I can use the following structure to obtain similar functions:


<item>flour

<quantity>2</quantity>

<units>cups</units>


This can be handled, but there are two problems: First, the item element contains mixed content: text and other tags. I quickly discovered that this structure should be avoided as much as possible. Secondly, the marker has almost no independent meaning. It's hard to imagine just units and not actual components. These entries can be described briefly, and I would rather treat them as attributes.

The first thing to note is the attribute names, quantity and units only make sense if processed by applications that can translate them.

Before being included in a valid document, DTD should be told to allow it. For the above ingredients element, we only include the following code in the DTD:

 

<!ELEMENT ingredient #PCDATA>

<!ATTLIST ingredient quantity CDATA #REQUIRED>

<!ATTLIST ingredient units CDATA #REQUIRED>


The first line looks familiar - a standard element definition that can be seen in any DTD. Each ATTLIST line contains the following information in turn:


<!ATTLIST ingredient quantity CDATA #REQUIRED>

This is the element that attributes depend on.

<!ATTLIST ingredient quantity CDATA #REQUIRED>

The attribute name is defined here.

<!ATTLIST ingredient quantity CDATA #REQUIRED>

Here is the property type. CDATA stands for character data. It means that the processor can get text within the properties.

<!ATTLIST ingredient quantity CDATA #REQUIRED>

The last part defines the default value of the attribute. The actual value can be used, such as 3. In this way, the attribute value of the blank length in XML will be 3. The entered value will override the default value.

In the example above I did not set a specific number, but instead used the XML keyword #REQUIRED. It tells the processor that the secondary attribute must contain a value. If blank, the document will not be processed.

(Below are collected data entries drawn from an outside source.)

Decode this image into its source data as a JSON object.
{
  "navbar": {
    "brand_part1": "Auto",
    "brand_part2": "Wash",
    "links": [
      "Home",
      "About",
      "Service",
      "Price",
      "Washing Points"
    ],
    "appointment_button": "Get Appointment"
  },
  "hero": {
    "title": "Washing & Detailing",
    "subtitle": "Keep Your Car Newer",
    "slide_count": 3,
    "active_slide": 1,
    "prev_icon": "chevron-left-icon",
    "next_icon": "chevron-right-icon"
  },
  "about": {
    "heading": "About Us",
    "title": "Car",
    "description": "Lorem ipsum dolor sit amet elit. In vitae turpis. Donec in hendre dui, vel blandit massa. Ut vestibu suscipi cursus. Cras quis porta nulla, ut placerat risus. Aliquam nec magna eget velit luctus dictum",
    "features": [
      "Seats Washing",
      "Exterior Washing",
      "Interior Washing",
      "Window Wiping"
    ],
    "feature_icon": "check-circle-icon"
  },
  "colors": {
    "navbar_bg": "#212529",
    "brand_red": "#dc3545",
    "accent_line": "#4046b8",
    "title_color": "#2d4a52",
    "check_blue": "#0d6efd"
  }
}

There are two other keywords for the default value. The first one is #FIXED - if the attribute value remains the same throughout the document. Suppose I define the tagging attribute of an image, and all images have the same size, such as 100*50 pixels, and you can define the attribute in DTD like this:


<!ATTLIST picture length CDATA #FIXED "100 px">

<!ATTLIST picture width CDATA #FIXED "50 px">

 

Another keyword is #IMPLIED, which means that the attribute can contain values ​​or be empty.

Let's take a look at the attribute types below.

If you decide to write DTD yourself, you may need a book that explains all the combinations of XML in the ATTLIST statement. But if you borrow DTD, you may only know CDATA and the other three attributes.

The first one is ID. It requires that the value of the attribute is not repeated in the document. Anyone who has used a database knows the necessity of a unique identifier. The DTD ATTLIST statement looks like this:

<!ATTLIST element_name attribute_name ID #REQUIRED>

It's hard to imagine an ID attribute type without the #REQUIRED default value. If that happens, any duplicate or empty ID will force the processor to return an error. The ID must start with a letter or an underscore and cannot contain any spaces.

The NMTOKEN type also uses the naming rules above. But repetition is allowed. It is used as a guarantee for passing data to applications. Most programming languages, including Java and JavaScript, cannot have spaces in module names. In most cases, it is best to ensure that the properties comply with their rules.

Finally, there is the enum type, which does not require specific keywords. Instead, use the "|" symbol to contain the value in brackets, for example:

<!ATTLIST sibling (brother | sister) #REQUIRED>

If there are limited possible attribute values, this way can be used.

I won’t think today’s course is boring, so let’s continue reading!